Sunday, November 29, 2009

If I Already Know I Don't Like Your Conclusion, Why Should I Listen To Your Argument? (Part 4 of Cognitive Biases)



We return to our series on cognitive biases this week with some new ways our thinking tends to be distorted. The series begins here.

Actor-observer bias — This cognitive bias make us assume other people act the way they do because of their personality and not because of their situation. Do people steal food because they are immoral, or because they are hungry? The real answer may vary; the bias is to assume the first.

Of course, when it comes to ourselves, the bias is reversed. We excuse our own behavior by citing our circumstances. Fight this bias in judging other people by focusing extra attention on their circumstances; fight this bias in yourself by being aware of your own ethical choices.

Anchoring effect — When people were asked the percentage of African nations that are members of the UN, people who were first asked “Was it more or less than 45%?” gave lower estimates than those who were first asked “Was it more or less than 65%?”

The numbers don’t even have to be related. When an audience is first asked to write the last two digits of their Social Security numbers, and then to submit mock bids in an auction, the half with the higher two-digit numbers submitted bids between 60% and 120% higher than those of the other half!

You can use the anchoring effect to your advantage in negotiation or sales situations. To combat it, be aware of any numbers mentioned, and consciously try to disconnect them from your decision process.

Attentional bias — If someone with cancer drinks green tea, and the cancer goes away, attentional bias might make someone conclude that drinking green tea cures cancer. After doing some research, it turns out that there are many cases in which someone who drank green tea had a remission of cancer.

But that leaves out three other ideas that need to be tested: Have there been green tea drinkers whose cancer wasn’t cured? Have there been people who didn’t drink green tea whose cancer went into remission anyway? Is it the case that non-green tea drinkers always suffer fatal cancers?

Attentional bias happens when you focus on one piece of evidence and fail to examine different possible outcomes. To fight attentional bias, consciously list the various possibilities and make sure you analyze each one.

Availability cascade — “Repeat something long enough and it will become true.” Political operatives of all stripes take advantage of the availability cascade. Start with an idea that summarizes a complex situation in a simple, straightforward manner, and you can start a chain reaction. The availability cascade is one of the processes that make up groupthink.

A variation on the availability cascade is to accuse others of falling victim to it to give the illusion that a minority position is in fact true. Both those who agree with the consensus on global warning and those who disagree with it accuse the other side of influencing the debate through this technique. However, it’s important to distinguish between a consensus of popular opinion, which is heavily influenced by repetition, and a consensus of scientific opinion, which rests on a body of evidence. (One can challenge the evidence, of course, but that’s a different kind of debate altogether.)

Availability heuristic — If something’s accessible in your memory, this cognitive bias causes you to think it’s also more probable. In surveys, people think dying in a plane crash is more common than dying in a car crash, when it’s the other way around. Plane crashes, of course, get more publicity.

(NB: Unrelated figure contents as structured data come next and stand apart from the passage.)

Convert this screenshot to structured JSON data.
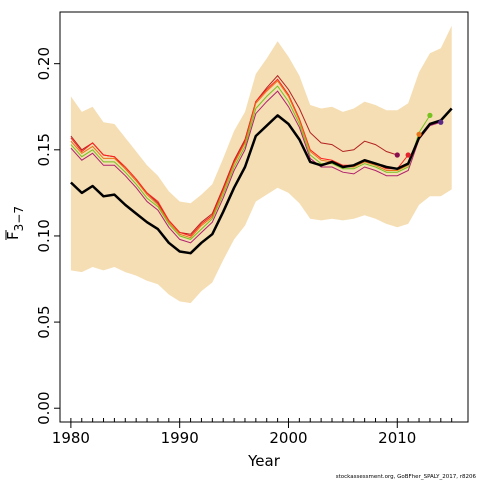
{
  "chart_data": {
    "type": "line",
    "title": "",
    "xlabel": "Year",
    "ylabel_main": "F",
    "ylabel_sub": "3−7",
    "xlim": [
      1979,
      2016.5
    ],
    "ylim": [
      -0.008,
      0.23
    ],
    "xticks": [
      1980,
      1990,
      2000,
      2010
    ],
    "yticks": [
      0.0,
      0.05,
      0.1,
      0.15,
      0.2
    ],
    "ytick_labels": [
      "0.00",
      "0.05",
      "0.10",
      "0.15",
      "0.20"
    ],
    "grid": false,
    "legend": "none",
    "x": [
      1980,
      1981,
      1982,
      1983,
      1984,
      1985,
      1986,
      1987,
      1988,
      1989,
      1990,
      1991,
      1992,
      1993,
      1994,
      1995,
      1996,
      1997,
      1998,
      1999,
      2000,
      2001,
      2002,
      2003,
      2004,
      2005,
      2006,
      2007,
      2008,
      2009,
      2010,
      2011,
      2012,
      2013,
      2014,
      2015
    ],
    "band": {
      "lower": [
        0.08,
        0.079,
        0.082,
        0.08,
        0.082,
        0.079,
        0.077,
        0.074,
        0.072,
        0.066,
        0.062,
        0.061,
        0.068,
        0.073,
        0.086,
        0.098,
        0.106,
        0.12,
        0.124,
        0.128,
        0.125,
        0.119,
        0.11,
        0.109,
        0.11,
        0.109,
        0.11,
        0.112,
        0.11,
        0.107,
        0.105,
        0.107,
        0.118,
        0.123,
        0.123,
        0.127
      ],
      "upper": [
        0.181,
        0.172,
        0.175,
        0.166,
        0.165,
        0.157,
        0.149,
        0.141,
        0.135,
        0.126,
        0.12,
        0.119,
        0.124,
        0.13,
        0.145,
        0.161,
        0.172,
        0.194,
        0.203,
        0.213,
        0.204,
        0.193,
        0.176,
        0.174,
        0.175,
        0.172,
        0.174,
        0.178,
        0.176,
        0.173,
        0.173,
        0.177,
        0.195,
        0.206,
        0.209,
        0.222
      ],
      "color": "#F5DEB3"
    },
    "main_series": {
      "color": "#000000",
      "values": [
        0.131,
        0.125,
        0.129,
        0.123,
        0.124,
        0.118,
        0.113,
        0.108,
        0.104,
        0.096,
        0.091,
        0.09,
        0.096,
        0.101,
        0.114,
        0.128,
        0.14,
        0.158,
        0.164,
        0.17,
        0.165,
        0.156,
        0.143,
        0.141,
        0.143,
        0.14,
        0.141,
        0.144,
        0.142,
        0.14,
        0.139,
        0.142,
        0.157,
        0.165,
        0.167,
        0.174
      ]
    },
    "retro_series": [
      {
        "color": "#B22222",
        "end_year": 2010,
        "dot_color": "#880E4F",
        "values": [
          0.158,
          0.15,
          0.154,
          0.147,
          0.146,
          0.139,
          0.132,
          0.125,
          0.119,
          0.109,
          0.102,
          0.101,
          0.108,
          0.113,
          0.128,
          0.144,
          0.156,
          0.178,
          0.186,
          0.193,
          0.185,
          0.174,
          0.16,
          0.154,
          0.153,
          0.149,
          0.15,
          0.155,
          0.153,
          0.149,
          0.147
        ]
      },
      {
        "color": "#FF2020",
        "end_year": 2011,
        "dot_color": "#E3242B",
        "values": [
          0.157,
          0.149,
          0.154,
          0.147,
          0.146,
          0.14,
          0.133,
          0.125,
          0.12,
          0.109,
          0.102,
          0.1,
          0.107,
          0.112,
          0.127,
          0.143,
          0.155,
          0.178,
          0.185,
          0.191,
          0.182,
          0.168,
          0.15,
          0.145,
          0.144,
          0.141,
          0.141,
          0.143,
          0.142,
          0.139,
          0.139,
          0.147
        ]
      },
      {
        "color": "#E8751A",
        "end_year": 2012,
        "dot_color": "#E8751A",
        "values": [
          0.155,
          0.148,
          0.152,
          0.145,
          0.145,
          0.139,
          0.132,
          0.124,
          0.118,
          0.108,
          0.101,
          0.099,
          0.106,
          0.111,
          0.126,
          0.142,
          0.154,
          0.177,
          0.184,
          0.19,
          0.181,
          0.167,
          0.149,
          0.144,
          0.143,
          0.14,
          0.14,
          0.143,
          0.141,
          0.138,
          0.138,
          0.141,
          0.159
        ]
      },
      {
        "color": "#76C21E",
        "end_year": 2013,
        "dot_color": "#76C21E",
        "values": [
          0.153,
          0.146,
          0.15,
          0.143,
          0.143,
          0.137,
          0.13,
          0.122,
          0.117,
          0.107,
          0.1,
          0.098,
          0.104,
          0.11,
          0.124,
          0.14,
          0.152,
          0.174,
          0.181,
          0.187,
          0.178,
          0.165,
          0.147,
          0.142,
          0.142,
          0.139,
          0.139,
          0.142,
          0.14,
          0.137,
          0.137,
          0.14,
          0.16,
          0.17
        ]
      },
      {
        "color": "#B0206E",
        "end_year": 2014,
        "dot_color": "#5B2A86",
        "values": [
          0.151,
          0.144,
          0.148,
          0.141,
          0.141,
          0.135,
          0.128,
          0.12,
          0.115,
          0.105,
          0.098,
          0.096,
          0.102,
          0.108,
          0.122,
          0.138,
          0.15,
          0.171,
          0.178,
          0.184,
          0.175,
          0.163,
          0.145,
          0.14,
          0.14,
          0.137,
          0.136,
          0.14,
          0.138,
          0.135,
          0.135,
          0.138,
          0.156,
          0.164,
          0.166
        ]
      }
    ]
  },
  "credit": "stockassessment.org, GoBFher_SPALY_2017, r8206"
}
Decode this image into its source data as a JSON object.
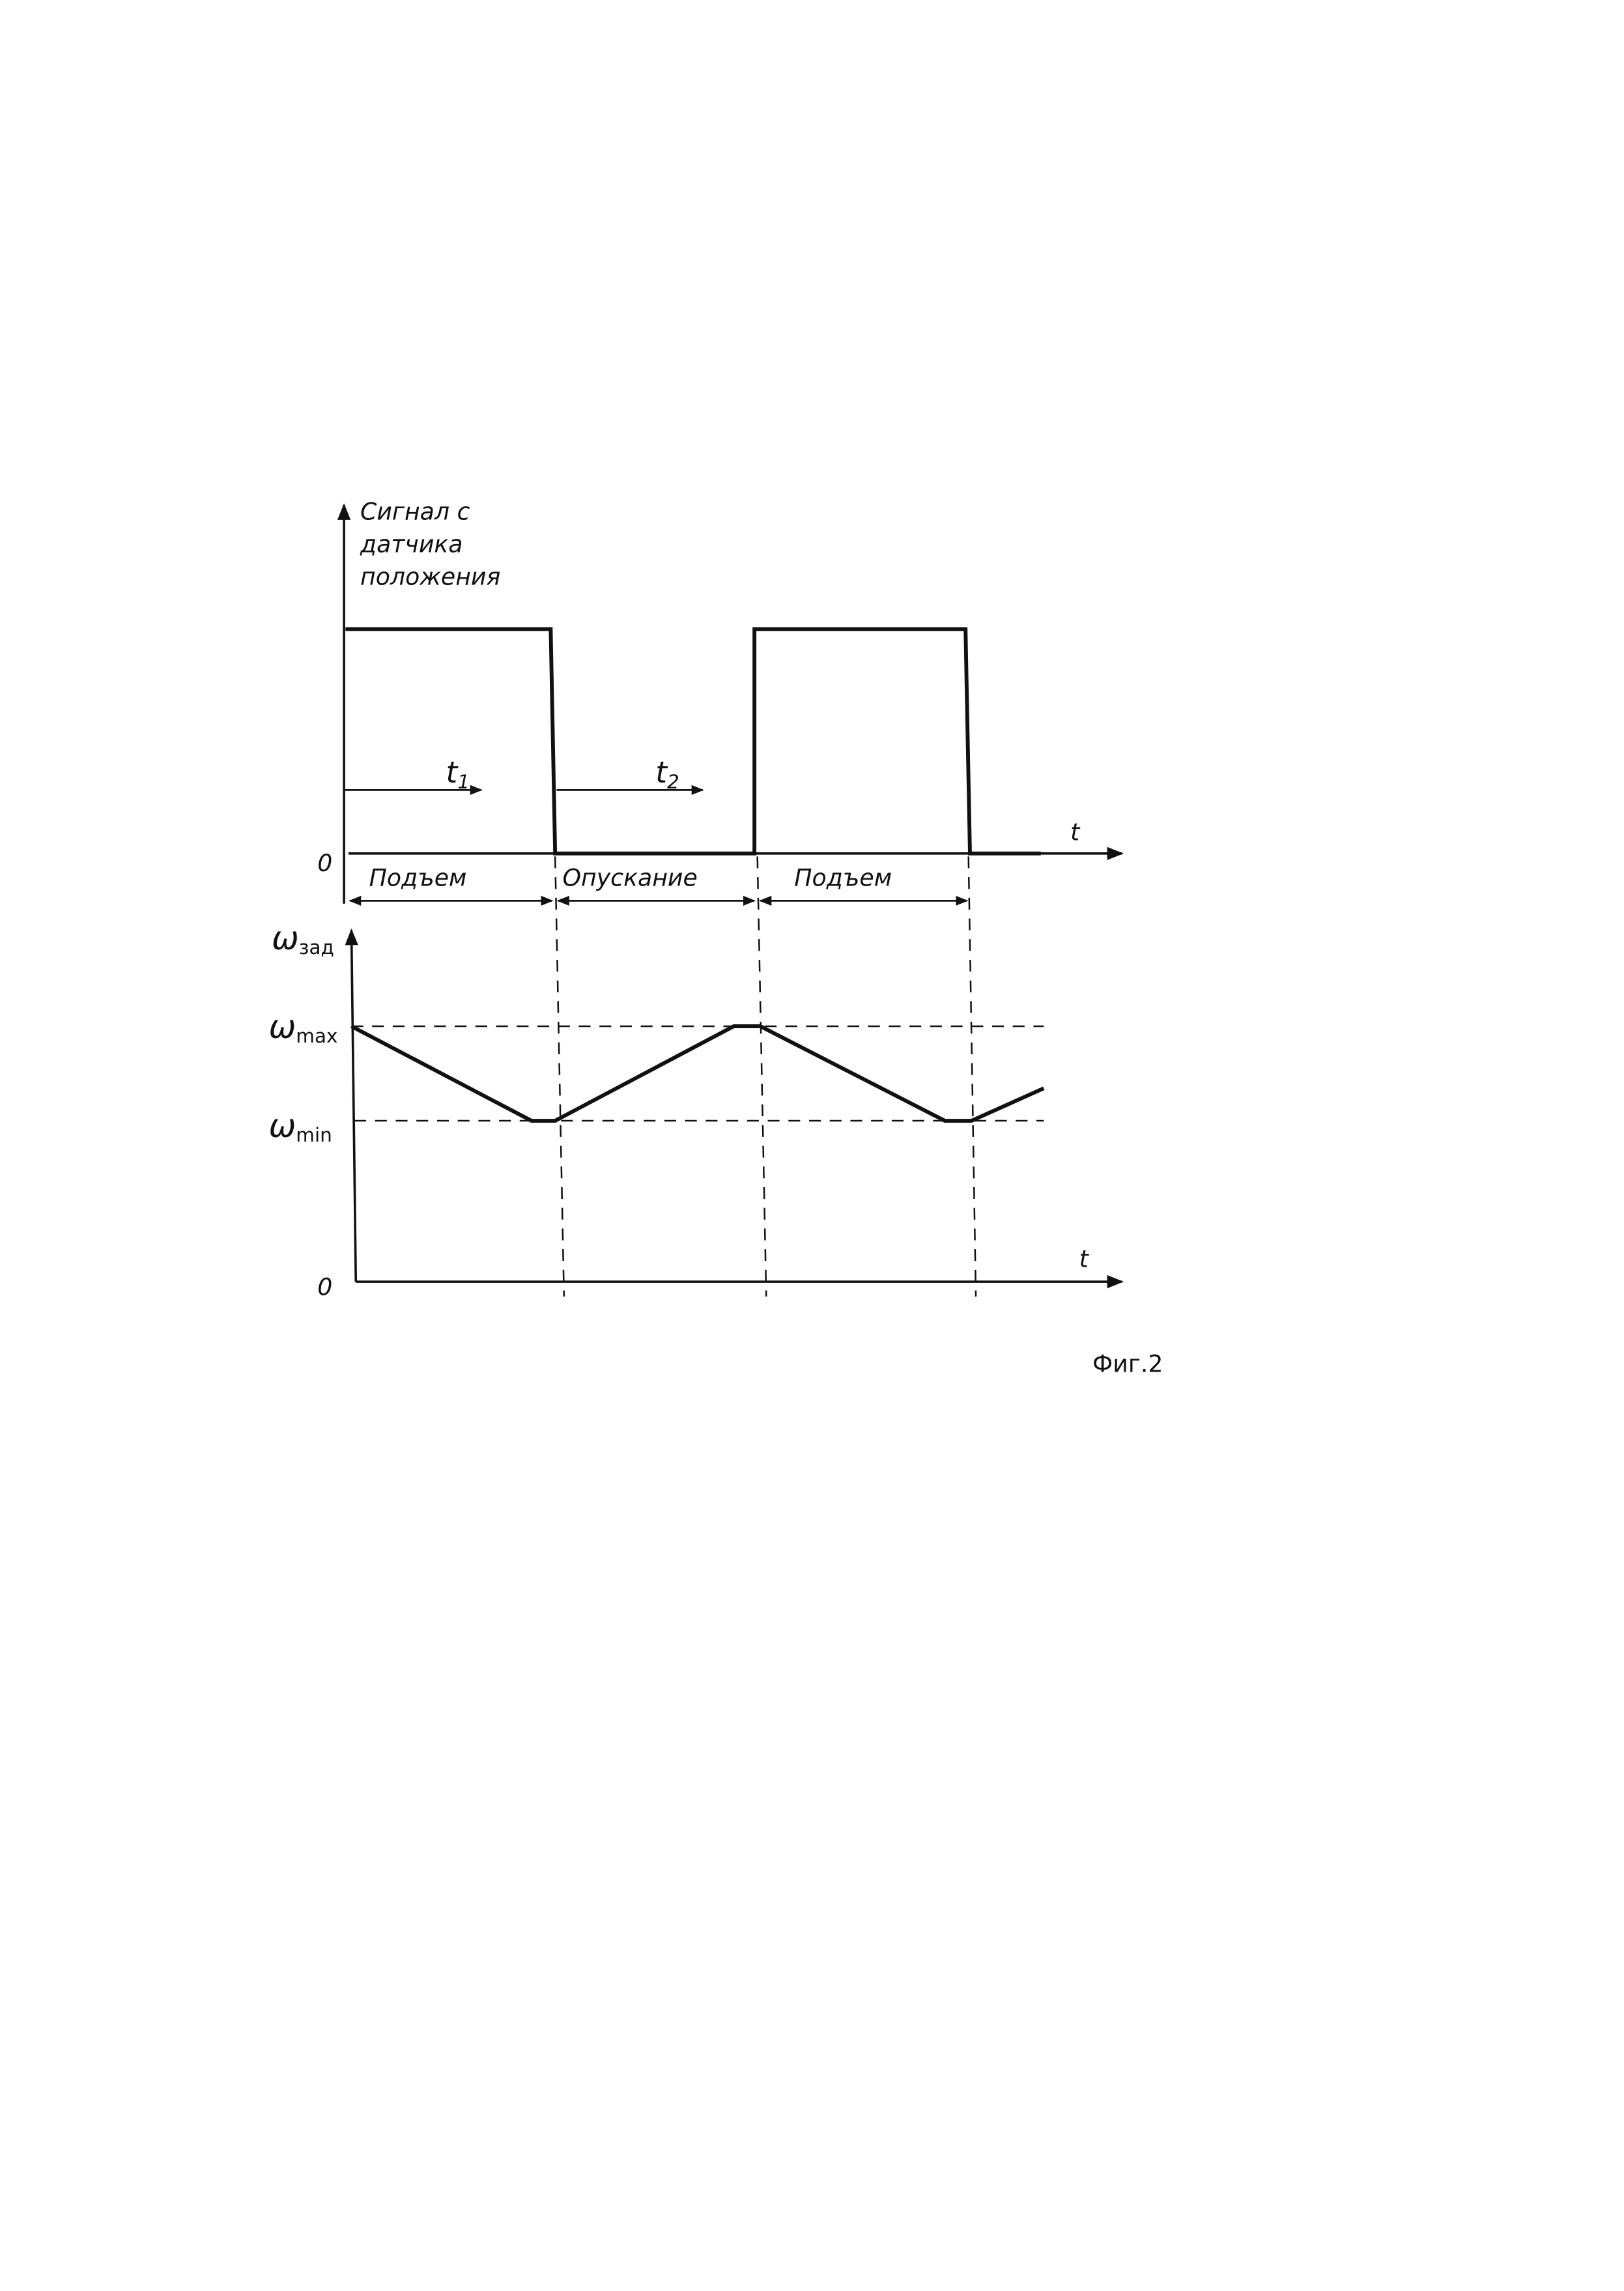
{
  "top_plot": {
    "y_axis_label": [
      "Сигнал с",
      "датчика",
      "положения"
    ],
    "x_axis_label": "t",
    "origin_label": "0",
    "interval_markers": [
      {
        "symbol": "t",
        "subscript": "1"
      },
      {
        "symbol": "t",
        "subscript": "2"
      }
    ],
    "phases": [
      "Подъем",
      "Опускание",
      "Подъем"
    ]
  },
  "bottom_plot": {
    "y_axis_label": {
      "symbol": "ω",
      "subscript": "зад"
    },
    "x_axis_label": "t",
    "origin_label": "0",
    "levels": [
      {
        "symbol": "ω",
        "subscript": "max"
      },
      {
        "symbol": "ω",
        "subscript": "min"
      }
    ]
  },
  "figure_caption": "Фиг.2",
  "colors": {
    "ink": "#111111",
    "background": "#ffffff"
  }
}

A lot of racial or cultural stereotyping relies on the availability heuristic. “[Fill in the blanks] steal a lot. I know, because a [fill in the blank] robbed my neighbor.” Because a single close example stands out in memory, it seems probable that the characteristic is widespread, when of course a single case proves nothing one way or another.

Belief Bias — Why is it so hard for our logical, well-reasoned arguments to penetrate other people's thick skulls? And, of course, why is it that people so seldom give logical, well-reasoned arguments to support their idiot ideas? Belief bias is the tendency for all of us to evaluate the logical strength of someone's argument based on whether we believe in the truth or falsity of the conclusion. We're all subject to this one; susceptibility to belief bias is independent of reasoning ability.

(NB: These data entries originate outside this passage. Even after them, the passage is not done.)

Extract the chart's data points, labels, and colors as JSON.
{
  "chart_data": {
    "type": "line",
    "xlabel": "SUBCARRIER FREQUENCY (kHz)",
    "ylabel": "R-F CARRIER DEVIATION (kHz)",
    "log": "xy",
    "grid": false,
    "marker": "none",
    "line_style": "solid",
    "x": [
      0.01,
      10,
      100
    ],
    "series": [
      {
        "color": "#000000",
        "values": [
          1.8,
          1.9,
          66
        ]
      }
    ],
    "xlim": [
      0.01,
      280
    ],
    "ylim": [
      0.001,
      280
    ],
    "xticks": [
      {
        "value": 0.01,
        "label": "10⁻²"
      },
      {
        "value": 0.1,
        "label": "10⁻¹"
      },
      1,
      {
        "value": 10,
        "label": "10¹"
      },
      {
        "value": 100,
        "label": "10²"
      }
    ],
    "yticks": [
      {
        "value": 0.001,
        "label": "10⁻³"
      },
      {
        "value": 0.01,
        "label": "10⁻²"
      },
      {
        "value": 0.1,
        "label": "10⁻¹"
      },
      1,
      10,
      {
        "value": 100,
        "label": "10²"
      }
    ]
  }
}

The Red Queen in Through The Looking Glass practiced believing five impossible things before breakfast, and it's not a bad exercise. Make sure you look at a diversity of information, and spend effort imagining how a reasonable person could reach a conclusion so different from your own. This isn't an argument that you should necessarily change your belief; of course. But make sure your beliefs don't suffer from hardening of the mental arteries.